First there was The Incredible Burt Wonderstone, which imported the tame style of 1990s comedy into 2013. Then there was The To Do List, which mocked ’90s culture in order to fulfill its decidedly post-millennial comedic mindset. Now there’s We’re the Millers, another in the trend of old-fashioned comedies in 2013, though its chief inspiration dates far past the ’90s back to 1983, when the John Hughes/Harold Ramis classic Vacation fused innocent cheekiness with nuclear family values.

There is something undeniably Hughes-ian to this film, and not just because it co-opts the Road Movie subgenre of which the late, great writer-director was fond.
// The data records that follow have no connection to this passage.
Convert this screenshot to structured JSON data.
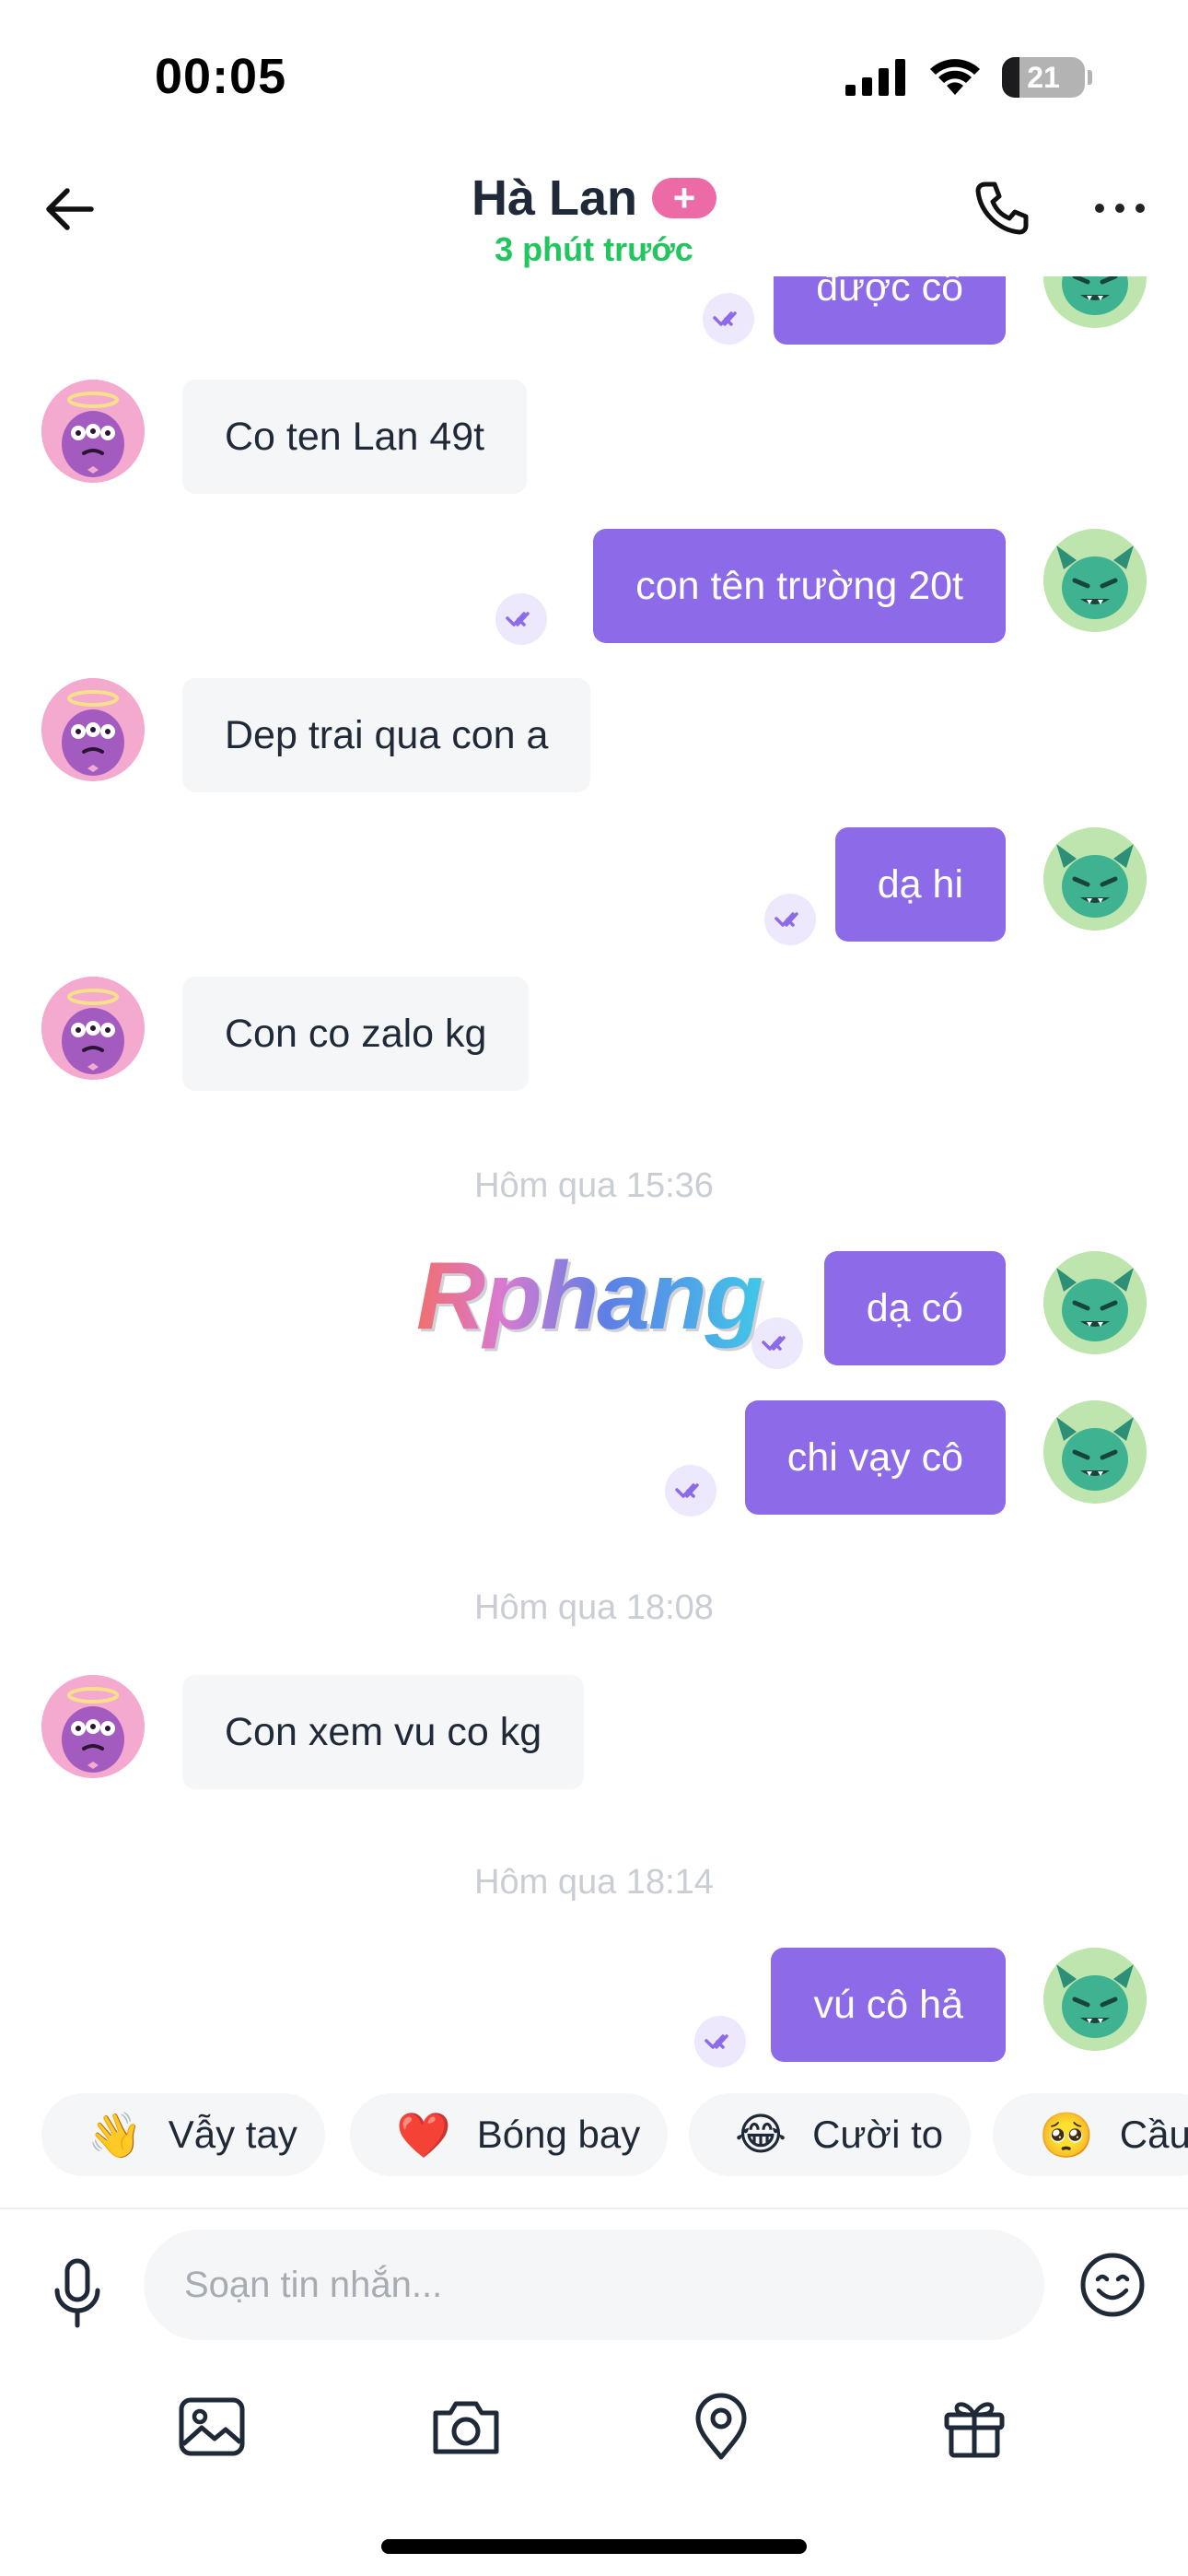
{
  "status_bar": {
    "time": "00:05",
    "battery": "21",
    "battery_level": 0.21
  },
  "header": {
    "contact_name": "Hà Lan",
    "badge": "+",
    "status": "3 phút trước"
  },
  "messages": [
    {
      "side": "out",
      "text": "được cô"
    },
    {
      "side": "in",
      "text": "Co ten Lan 49t"
    },
    {
      "side": "out",
      "text": "con tên trường 20t"
    },
    {
      "side": "in",
      "text": "Dep trai qua con a"
    },
    {
      "side": "out",
      "text": "dạ hi"
    },
    {
      "side": "in",
      "text": "Con co zalo kg"
    },
    {
      "side": "time",
      "text": "Hôm qua 15:36"
    },
    {
      "side": "out",
      "text": "dạ có"
    },
    {
      "side": "out",
      "text": "chi vạy cô"
    },
    {
      "side": "time",
      "text": "Hôm qua 18:08"
    },
    {
      "side": "in",
      "text": "Con xem vu co kg"
    },
    {
      "side": "time",
      "text": "Hôm qua 18:14"
    },
    {
      "side": "out",
      "text": "vú cô hả"
    }
  ],
  "watermark": "Rphang",
  "quick_reactions": [
    {
      "emoji": "👋",
      "label": "Vẫy tay"
    },
    {
      "emoji": "❤️",
      "label": "Bóng bay"
    },
    {
      "emoji": "😂",
      "label": "Cười to"
    },
    {
      "emoji": "🥺",
      "label": "Cầu"
    }
  ],
  "composer": {
    "placeholder": "Soạn tin nhắn..."
  },
  "toolbar": {
    "icons": [
      "image-icon",
      "camera-icon",
      "location-pin-icon",
      "gift-icon"
    ]
  },
  "colors": {
    "accent": "#8d6be8",
    "online": "#22c55e",
    "badge": "#ec6aa5",
    "incoming_bubble": "#f5f6f8"
  }
}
From the motley group of disparate types forced together to the convenient high concept that sets the story into motion to the outsized, irresistibly annoying characters that pepper the story’s landscape to the screenplay’s willingness to get dirty while still clinging to a sneaking sweetness, We’re the Millers espouses many of the definitive broad strokes that made some of Hughes’ works so iconic. In all fairness, this film stops short of icon status, but it chases that mold in admirable ways. And it’s pretty damn funny.

“The Millers,” as it happens, are not actually a family at all, but a group of lost souls — actually, one could refer to them as “deviants” — who come together for the potential betterment of their lives. In other words, they join forces to pose as a family on vacation so they can smuggle massive amounts of marijuana out of Mexico and split the $100,000 finder’s fee. David (Jason Sudeikis) is the drug dealer who brings them together. Rose (Jennifer Aniston) is his neighbor, a stripper. They loathe one another, but are united in their desire for cash. Rounding out the family unit are the kids: homeless drifter Casey (Emma Roberts), who abandoned her family, and innocent neighbor Kenny (Will Poulter), whose family abandoned him.

This charade comes with life-or-death stakes: our heroes not only must survive lethal drug dealers and stringent border agents, but also the threat of being unwittingly exposed by douche-bag families they meet on the road. Nick Offerman and Kathryn Hahn play one such family, the Fitzgeralds, well-meaning square-pegs who keep crossing paths with our heroes and unwittingly threaten their plight. The jokes are pretty easy and standard — the relative kinkiness of the Millers is attractive to their dimwit, conservative road trip counterparts, creating some irresistibly goofy gags involving awkward sexual confusion.

Confusion is the chief comedic tool in We’re the Millers, since the juxtaposition of what “The Millers” present themselves as and what they actually are becomes a frequent basis for the film’s humor. That kind of comedic architecture can become repetitive, but the spirit of these actors makes even the simplest joke feel smart and engaging. Sudeikis has a way of subverting a squeaky-clean exterior with sharp and cynical humor, which makes him the perfect choice to lead this film. Similarly, after years of being held back by her own clean-cut image, Aniston relishes the opportunity to embrace darker and edgier humor. Roberts and Poulter are perfect polar opposites as would-be siblings, and Hahn and Offerman bring sneaking warmth to otherwise transparent caricatures.

Yes, in style and construction, We’re the Millers resembles a classic John Hughes comedy. If the movie isn’t a classic in itself, it’s because the emotion becomes a little too thickly sweet as the story concludes, which feels false in the wake of the otherwise barbed humor. Had the screenplay found a way to translate its comedic edge into honest emotion, that would have been special. As it stands, We’re the Millers, though familiar in its setup and old-fashioned in its emotion, is still a fun and rollicking lark.